On the campaign trail, Donald Trump told America we would be sick and tired under his presidency — because of all the winning. He was half right.
"We’re going to win so much, you’re going to be so sick and tired of winning, you’re going to come to me and go 'Please, please, we can’t win anymore.'"
That was Donald Trump in May 2016, on the campaign trail, bright-eyed and inanely pompous.
"And I’m going to say 'I’m sorry, but we’re going to keep winning, winning, winning,'" he continued, with the audacious confidence of a man who thinks he can shape the future through the sheer force of his egotism.
But Past Trump's clairvoyance had its limits; he obviously couldn't see the dismal, ever-darkening polling numbers that would dog every day of his presidency.
The latest proof of his losing season: Trump has the lowest six-month approval ratings of any modern president, going back through 70 years of polling data.
A new ABC News/Washington Post poll shows that only 36 percent of Americans approve of Trump's job performance. ABC News notes that is a six-point decrease from his 100-day numbers, and one that is approached only by Gerald Ford, who reached 39 percent in 1975.
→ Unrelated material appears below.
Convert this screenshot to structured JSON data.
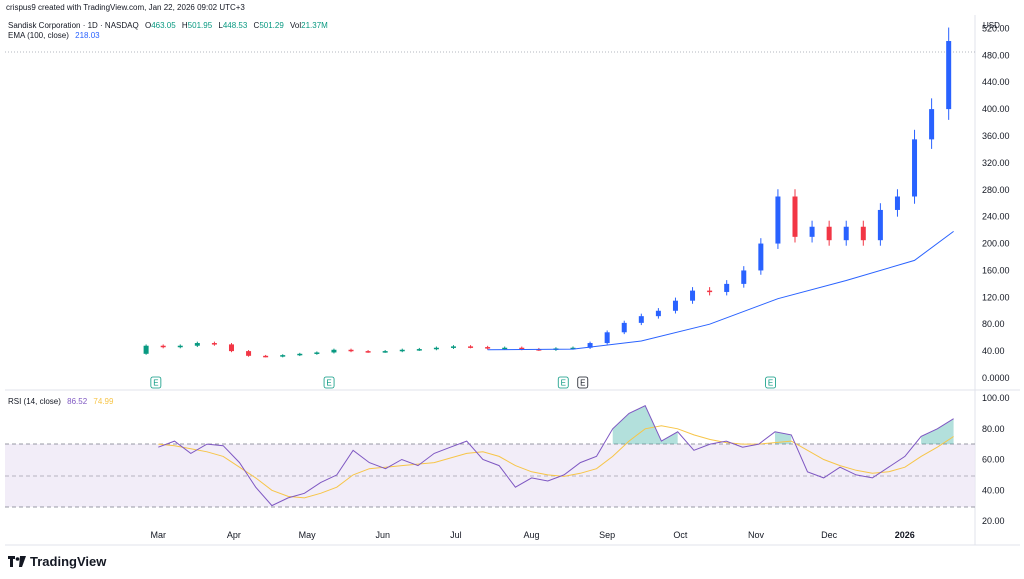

But then, these basement-level numbers are nothing new for Trump.
And this new polling shows Americans are disgusted with Trump for a variety of self-inflicted reasons.
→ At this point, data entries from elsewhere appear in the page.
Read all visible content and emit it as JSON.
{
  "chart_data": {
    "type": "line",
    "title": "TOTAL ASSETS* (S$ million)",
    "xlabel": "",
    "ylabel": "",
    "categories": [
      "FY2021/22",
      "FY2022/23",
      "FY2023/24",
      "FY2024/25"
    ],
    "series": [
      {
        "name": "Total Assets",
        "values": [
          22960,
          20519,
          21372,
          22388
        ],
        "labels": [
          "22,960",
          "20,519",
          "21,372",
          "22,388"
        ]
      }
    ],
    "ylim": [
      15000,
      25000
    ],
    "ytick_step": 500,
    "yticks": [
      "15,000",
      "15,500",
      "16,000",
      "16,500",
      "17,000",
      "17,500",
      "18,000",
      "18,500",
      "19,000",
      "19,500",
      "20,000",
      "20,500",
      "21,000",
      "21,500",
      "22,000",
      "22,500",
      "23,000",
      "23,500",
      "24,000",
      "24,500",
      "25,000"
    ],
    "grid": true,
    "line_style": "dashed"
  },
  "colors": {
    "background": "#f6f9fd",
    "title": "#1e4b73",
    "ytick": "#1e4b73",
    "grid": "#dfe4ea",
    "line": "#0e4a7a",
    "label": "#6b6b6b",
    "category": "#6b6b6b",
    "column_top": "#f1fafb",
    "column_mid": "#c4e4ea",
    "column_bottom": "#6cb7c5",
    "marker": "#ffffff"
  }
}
The Russia scandal looms large: 63 percent said it was "inappropriate for Trump’s son, son-in-law and campaign manager to have met with a Russian lawyer during the campaign," and six in ten think Russia "tried to influence the campaign." Even more stinging, of those who believe so, 67 percent believe the Trump team was in on it.
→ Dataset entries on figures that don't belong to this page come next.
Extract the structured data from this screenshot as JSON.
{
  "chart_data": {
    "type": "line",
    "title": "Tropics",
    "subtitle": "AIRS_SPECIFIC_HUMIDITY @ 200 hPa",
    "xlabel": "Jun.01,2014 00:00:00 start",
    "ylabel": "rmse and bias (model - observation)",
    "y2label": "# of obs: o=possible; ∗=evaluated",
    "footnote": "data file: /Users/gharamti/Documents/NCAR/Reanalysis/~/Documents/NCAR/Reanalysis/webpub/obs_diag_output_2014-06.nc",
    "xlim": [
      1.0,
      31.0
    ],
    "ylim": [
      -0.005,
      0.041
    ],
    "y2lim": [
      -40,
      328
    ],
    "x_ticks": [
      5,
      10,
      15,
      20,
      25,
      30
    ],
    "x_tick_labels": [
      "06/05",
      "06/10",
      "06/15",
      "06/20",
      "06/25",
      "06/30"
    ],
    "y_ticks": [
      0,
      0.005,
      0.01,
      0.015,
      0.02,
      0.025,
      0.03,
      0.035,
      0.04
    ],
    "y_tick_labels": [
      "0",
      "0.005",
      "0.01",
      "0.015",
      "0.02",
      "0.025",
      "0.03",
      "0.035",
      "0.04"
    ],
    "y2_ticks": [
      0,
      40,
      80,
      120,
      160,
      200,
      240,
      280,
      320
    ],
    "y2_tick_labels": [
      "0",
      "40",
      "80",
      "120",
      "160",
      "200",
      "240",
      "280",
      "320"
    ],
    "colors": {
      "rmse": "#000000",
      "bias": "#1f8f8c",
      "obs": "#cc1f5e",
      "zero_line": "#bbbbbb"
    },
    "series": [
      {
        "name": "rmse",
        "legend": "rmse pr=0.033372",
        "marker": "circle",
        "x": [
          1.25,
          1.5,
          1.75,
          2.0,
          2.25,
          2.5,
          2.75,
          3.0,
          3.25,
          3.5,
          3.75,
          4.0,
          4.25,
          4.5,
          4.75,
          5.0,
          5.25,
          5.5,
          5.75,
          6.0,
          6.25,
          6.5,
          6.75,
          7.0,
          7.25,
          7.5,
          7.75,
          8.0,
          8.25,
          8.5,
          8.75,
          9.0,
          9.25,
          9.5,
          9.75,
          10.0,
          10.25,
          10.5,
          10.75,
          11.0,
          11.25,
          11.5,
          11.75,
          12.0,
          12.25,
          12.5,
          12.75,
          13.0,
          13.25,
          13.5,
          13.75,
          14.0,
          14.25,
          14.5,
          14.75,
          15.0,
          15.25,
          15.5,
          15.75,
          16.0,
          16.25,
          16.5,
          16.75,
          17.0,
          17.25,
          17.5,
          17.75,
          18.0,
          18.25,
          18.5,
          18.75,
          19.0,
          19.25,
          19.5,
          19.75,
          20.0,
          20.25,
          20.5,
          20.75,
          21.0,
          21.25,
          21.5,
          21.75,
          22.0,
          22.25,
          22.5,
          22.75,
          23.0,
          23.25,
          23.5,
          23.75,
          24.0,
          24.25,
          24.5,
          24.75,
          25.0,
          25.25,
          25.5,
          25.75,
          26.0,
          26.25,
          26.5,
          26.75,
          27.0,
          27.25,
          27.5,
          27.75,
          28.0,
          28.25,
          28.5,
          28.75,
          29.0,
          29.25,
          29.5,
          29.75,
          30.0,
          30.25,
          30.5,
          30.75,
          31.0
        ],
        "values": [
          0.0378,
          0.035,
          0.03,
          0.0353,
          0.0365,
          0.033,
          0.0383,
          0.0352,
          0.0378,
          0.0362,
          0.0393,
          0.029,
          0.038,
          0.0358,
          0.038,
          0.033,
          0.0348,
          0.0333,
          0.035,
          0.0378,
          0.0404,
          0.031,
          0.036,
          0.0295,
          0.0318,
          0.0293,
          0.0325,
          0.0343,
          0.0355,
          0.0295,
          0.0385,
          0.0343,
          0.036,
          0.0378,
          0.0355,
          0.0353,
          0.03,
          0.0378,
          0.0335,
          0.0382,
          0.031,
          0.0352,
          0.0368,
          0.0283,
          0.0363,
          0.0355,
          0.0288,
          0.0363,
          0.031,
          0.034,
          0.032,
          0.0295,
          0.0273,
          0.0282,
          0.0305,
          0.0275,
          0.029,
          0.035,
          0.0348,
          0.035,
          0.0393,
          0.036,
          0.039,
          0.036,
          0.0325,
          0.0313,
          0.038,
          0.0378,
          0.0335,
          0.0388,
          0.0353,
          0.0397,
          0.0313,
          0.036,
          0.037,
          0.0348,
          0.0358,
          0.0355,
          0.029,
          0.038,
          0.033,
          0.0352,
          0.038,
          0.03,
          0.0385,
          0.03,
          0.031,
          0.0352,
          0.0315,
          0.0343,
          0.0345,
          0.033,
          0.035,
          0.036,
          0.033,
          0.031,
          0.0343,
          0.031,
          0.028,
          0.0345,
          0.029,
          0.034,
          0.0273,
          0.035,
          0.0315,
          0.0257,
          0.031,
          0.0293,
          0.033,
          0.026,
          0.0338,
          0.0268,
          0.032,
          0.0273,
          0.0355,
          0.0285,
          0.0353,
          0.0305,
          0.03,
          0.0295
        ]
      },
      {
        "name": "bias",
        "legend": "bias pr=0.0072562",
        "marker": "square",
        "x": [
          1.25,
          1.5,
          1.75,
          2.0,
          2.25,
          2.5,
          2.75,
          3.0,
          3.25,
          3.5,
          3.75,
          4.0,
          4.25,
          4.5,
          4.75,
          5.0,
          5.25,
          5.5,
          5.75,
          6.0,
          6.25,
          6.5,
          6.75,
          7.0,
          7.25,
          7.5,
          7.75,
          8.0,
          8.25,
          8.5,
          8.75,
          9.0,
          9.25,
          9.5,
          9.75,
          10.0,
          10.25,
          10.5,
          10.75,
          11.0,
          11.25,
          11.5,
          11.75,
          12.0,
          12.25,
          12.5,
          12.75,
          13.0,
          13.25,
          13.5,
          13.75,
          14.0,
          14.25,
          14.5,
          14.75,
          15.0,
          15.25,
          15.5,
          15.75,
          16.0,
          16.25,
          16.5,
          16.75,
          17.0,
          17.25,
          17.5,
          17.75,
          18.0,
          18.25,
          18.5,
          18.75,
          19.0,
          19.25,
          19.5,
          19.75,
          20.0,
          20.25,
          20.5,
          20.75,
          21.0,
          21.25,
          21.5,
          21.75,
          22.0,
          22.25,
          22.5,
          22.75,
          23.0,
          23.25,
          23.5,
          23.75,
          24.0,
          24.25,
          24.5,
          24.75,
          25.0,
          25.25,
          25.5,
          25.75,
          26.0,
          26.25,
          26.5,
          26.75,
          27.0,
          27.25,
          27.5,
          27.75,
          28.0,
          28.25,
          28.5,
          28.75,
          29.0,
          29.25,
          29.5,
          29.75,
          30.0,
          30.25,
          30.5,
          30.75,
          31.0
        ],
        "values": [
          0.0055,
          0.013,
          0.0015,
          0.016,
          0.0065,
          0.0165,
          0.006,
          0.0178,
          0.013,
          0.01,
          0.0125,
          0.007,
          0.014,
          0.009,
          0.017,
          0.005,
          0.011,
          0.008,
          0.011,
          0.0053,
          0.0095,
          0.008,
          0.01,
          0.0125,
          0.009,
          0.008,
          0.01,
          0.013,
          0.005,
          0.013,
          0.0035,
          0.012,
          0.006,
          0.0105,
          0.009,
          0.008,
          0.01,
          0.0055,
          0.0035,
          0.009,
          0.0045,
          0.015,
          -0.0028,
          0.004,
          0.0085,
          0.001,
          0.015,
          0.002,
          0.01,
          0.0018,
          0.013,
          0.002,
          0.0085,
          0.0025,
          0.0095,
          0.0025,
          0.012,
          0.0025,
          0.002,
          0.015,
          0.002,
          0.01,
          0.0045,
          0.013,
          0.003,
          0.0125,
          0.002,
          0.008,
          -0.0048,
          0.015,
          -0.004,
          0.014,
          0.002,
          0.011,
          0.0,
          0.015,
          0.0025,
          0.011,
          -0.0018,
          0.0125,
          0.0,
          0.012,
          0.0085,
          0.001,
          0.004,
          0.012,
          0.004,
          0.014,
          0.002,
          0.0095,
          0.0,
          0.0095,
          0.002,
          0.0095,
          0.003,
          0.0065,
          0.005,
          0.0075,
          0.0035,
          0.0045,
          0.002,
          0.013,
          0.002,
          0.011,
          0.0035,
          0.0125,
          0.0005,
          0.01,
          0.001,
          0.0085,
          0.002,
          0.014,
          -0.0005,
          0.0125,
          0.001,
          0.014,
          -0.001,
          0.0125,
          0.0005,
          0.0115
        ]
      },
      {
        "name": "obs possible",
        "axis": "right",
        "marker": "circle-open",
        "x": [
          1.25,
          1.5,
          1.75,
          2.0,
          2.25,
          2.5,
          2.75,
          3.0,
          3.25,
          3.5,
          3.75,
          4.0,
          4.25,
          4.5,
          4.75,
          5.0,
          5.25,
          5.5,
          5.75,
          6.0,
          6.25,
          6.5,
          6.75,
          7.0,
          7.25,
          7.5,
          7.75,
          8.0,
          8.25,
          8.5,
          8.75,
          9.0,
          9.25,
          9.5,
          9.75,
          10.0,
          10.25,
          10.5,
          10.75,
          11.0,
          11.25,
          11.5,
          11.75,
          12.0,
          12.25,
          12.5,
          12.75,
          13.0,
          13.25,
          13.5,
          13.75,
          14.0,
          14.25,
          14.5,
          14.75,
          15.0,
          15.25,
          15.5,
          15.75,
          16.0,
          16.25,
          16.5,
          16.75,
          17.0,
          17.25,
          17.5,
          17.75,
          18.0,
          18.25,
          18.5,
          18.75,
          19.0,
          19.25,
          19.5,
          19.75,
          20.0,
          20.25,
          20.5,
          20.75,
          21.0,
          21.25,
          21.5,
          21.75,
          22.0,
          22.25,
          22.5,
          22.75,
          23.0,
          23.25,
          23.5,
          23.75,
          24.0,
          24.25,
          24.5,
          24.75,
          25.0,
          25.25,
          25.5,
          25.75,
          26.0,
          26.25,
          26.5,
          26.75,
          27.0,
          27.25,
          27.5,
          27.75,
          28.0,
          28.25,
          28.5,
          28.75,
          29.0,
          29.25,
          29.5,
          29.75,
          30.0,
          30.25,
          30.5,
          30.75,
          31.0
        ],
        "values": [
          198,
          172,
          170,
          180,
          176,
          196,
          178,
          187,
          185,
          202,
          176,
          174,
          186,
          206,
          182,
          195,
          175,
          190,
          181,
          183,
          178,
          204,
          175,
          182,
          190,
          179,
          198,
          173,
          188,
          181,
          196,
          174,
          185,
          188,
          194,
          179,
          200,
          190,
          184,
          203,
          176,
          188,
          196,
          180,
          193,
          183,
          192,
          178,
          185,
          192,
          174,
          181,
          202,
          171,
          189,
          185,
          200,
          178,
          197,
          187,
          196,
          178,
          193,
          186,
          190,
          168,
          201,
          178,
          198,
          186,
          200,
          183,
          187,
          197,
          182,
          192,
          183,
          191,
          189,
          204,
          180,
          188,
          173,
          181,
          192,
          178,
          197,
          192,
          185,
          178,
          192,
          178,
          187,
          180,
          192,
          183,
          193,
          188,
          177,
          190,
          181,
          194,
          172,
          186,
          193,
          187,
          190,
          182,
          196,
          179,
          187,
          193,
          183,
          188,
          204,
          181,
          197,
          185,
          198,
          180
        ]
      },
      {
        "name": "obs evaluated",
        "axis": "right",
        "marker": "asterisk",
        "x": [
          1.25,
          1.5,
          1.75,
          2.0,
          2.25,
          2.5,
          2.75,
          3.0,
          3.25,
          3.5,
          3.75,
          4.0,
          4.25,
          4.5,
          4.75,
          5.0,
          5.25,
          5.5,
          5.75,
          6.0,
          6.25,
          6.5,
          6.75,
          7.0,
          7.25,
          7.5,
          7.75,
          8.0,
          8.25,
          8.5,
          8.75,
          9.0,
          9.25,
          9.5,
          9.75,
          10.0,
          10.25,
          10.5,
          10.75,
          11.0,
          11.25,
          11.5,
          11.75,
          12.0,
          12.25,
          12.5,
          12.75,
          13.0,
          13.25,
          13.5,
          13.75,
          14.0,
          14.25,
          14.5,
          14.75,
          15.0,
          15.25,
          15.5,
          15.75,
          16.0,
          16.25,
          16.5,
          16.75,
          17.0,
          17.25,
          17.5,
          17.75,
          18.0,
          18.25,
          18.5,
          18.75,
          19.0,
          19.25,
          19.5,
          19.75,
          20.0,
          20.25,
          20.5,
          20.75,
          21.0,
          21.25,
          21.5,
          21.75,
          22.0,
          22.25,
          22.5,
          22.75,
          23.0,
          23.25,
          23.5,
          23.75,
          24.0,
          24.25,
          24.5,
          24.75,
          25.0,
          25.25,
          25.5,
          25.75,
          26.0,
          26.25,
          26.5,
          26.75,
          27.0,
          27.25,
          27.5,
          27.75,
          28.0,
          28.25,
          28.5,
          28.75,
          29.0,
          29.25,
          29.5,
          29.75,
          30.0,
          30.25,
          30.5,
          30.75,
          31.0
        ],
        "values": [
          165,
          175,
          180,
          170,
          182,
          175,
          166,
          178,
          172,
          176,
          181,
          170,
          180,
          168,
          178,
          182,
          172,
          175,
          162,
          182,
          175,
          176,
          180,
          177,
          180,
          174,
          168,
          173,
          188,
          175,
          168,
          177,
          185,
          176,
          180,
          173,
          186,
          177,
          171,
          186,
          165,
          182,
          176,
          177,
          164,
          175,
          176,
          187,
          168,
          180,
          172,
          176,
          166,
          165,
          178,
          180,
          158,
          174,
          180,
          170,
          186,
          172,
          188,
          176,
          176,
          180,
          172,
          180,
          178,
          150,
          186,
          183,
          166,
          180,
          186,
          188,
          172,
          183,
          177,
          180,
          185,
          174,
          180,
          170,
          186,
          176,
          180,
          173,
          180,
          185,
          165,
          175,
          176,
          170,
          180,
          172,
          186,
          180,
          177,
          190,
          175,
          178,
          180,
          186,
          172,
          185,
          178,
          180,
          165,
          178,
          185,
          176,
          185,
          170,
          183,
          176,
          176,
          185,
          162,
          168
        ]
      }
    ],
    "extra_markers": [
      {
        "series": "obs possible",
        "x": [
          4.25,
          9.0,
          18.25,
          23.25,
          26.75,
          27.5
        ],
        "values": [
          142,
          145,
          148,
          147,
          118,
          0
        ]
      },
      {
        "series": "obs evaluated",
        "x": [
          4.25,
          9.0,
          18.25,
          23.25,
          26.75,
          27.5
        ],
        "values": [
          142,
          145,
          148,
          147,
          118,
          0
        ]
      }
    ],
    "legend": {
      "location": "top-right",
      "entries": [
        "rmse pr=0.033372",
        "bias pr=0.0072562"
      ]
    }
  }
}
And on a broader international scale, two-thirds of respondents don't trust Trump to competently negotiate with world leaders. 48 percent say the United States' leadership on the world stage has weakened under Trump; merely 27 percent feel it is stronger.
And as the Republican Congressional leadership continues to work themselves into legislative pretzels in their attempts to pass their health care repeal bill, the new poll shows that Americans prefer the Affordable Care Act over the GOP's plan by a margin of 50 to 24 percent. And it's not only those on the left who want to retain and improve Obamacare, rather than replace it with ersatz "care."